Improved glycaemic control by switching from insulin NPH to insulin glargine: a retrospective observational study.

CHKS Health Economics Unit, Health Park, Cardiff, UK.
Cardiovascular Diabetology (Impact Factor: 3.71). 01/2009; 8:3. DOI: 10.1186/1475-2840-8-3
Source: PubMed

ABSTRACT Insulin glargine (glargine) and insulin NPH (NPH) are two basal insulin treatments. This study investigated the effect on glycaemic control of switching from a NPH-based regimen to a glargine-based regimen in 701 patients with type 1 (n= 304) or type 2 (n= 397) diabetes, using unselected primary care data.

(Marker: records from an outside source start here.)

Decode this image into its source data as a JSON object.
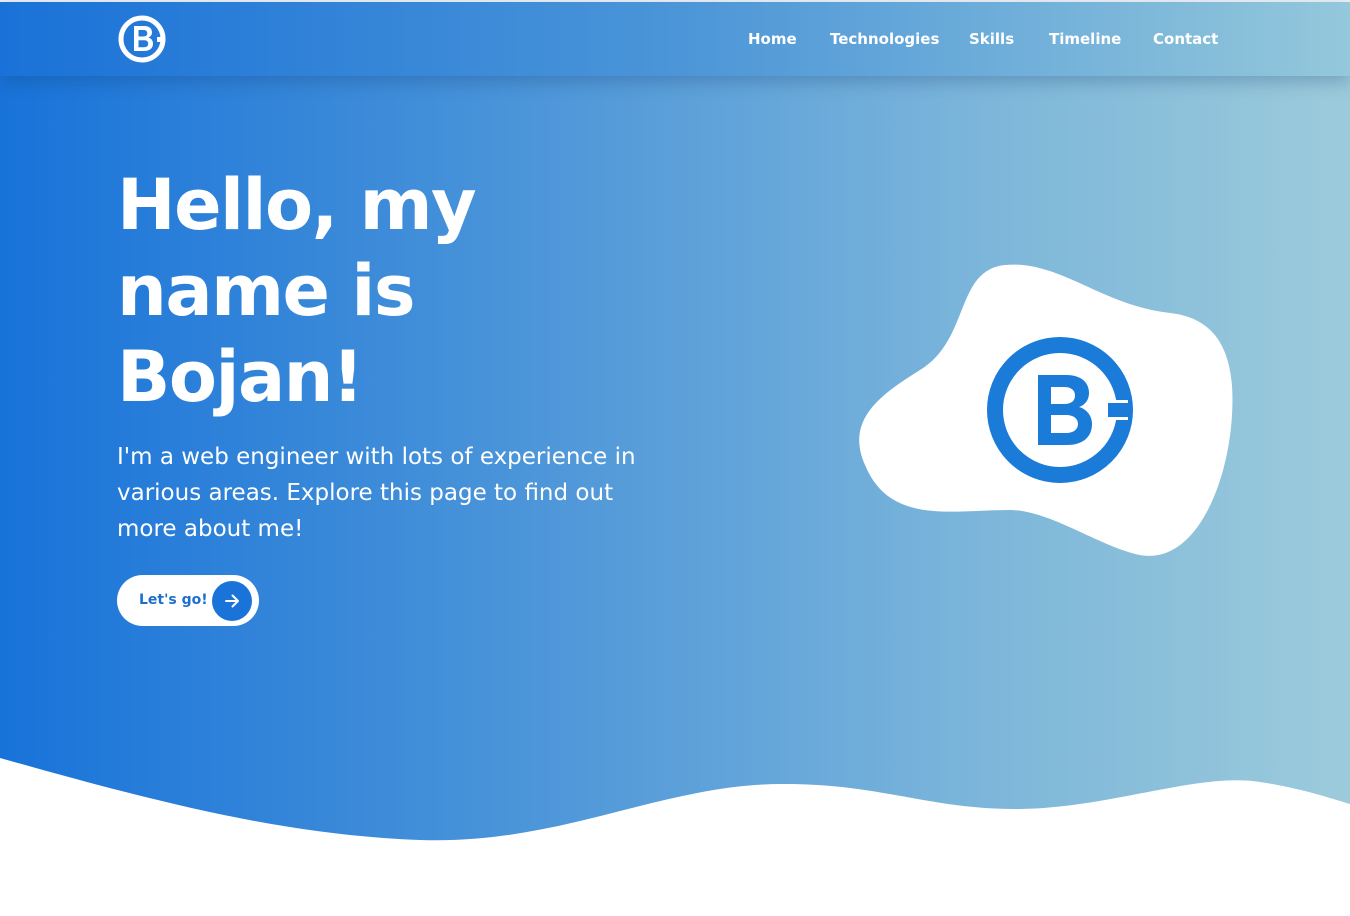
{
  "nav": {
    "logo_icon": "bc-monogram-logo",
    "links": [
      "Home",
      "Technologies",
      "Skills",
      "Timeline",
      "Contact"
    ]
  },
  "hero": {
    "title_lines": [
      "Hello, my",
      "name is",
      "Bojan!"
    ],
    "subtitle_lines": [
      "I'm a web engineer with lots of experience in",
      "various areas. Explore this page to find out",
      "more about me!"
    ],
    "cta_label": "Let's go!",
    "cta_icon": "arrow-right-icon",
    "illustration": "bc-monogram-logo on white blob"
  },
  "colors": {
    "accent": "#1a73d9",
    "gradient_start": "#1873d9",
    "gradient_end": "#9ccbdb",
    "text": "#ffffff"
  }
}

Data for this retrospective observational study were extracted from a UK primary care database (The Health Improvement Network). Patients were required to have at least 12 months of data before and after switching from NPH to glargine. The principal analysis was the change in HbA(1c) after 12 months treatment with glargine; secondary analyses included change in weight and total daily insulin dose. Inconsistent reporting of hypoglycemic episodes precludes reliable reporting of this outcome. Multivariate analyses were used to adjust for baseline characteristics and confounding variables.
After adjustment, both diabetic cohorts showed statistically significant reductions in mean HbA(1c) 12 months after the switch, by 0.38% (p < 0.001) in type 1 patients and 0.31% (p < 0.001) in type 2 patients. Improvement in HbA1c was positively correlated with baseline HbA(1c); patients with baseline HbA(1c) > or = 8% had reductions of 0.57% (p < 0.001) and 0.47% (p < 0.001), respectively. There was no significant change in weight or total daily insulin dose while on glargine. The majority of patients received a basal-bolus regimen prior to and after the switch (mean 79.3% before and 77.2% after switch in type 1 patients, and 80.4% and 76.8%, respectively in type 2 patients, p > 0.05).
In routine clinical practice, switching from NPH to glargine provides the opportunity for improving glycaemic control in diabetes patients inadequately controlled by NPH.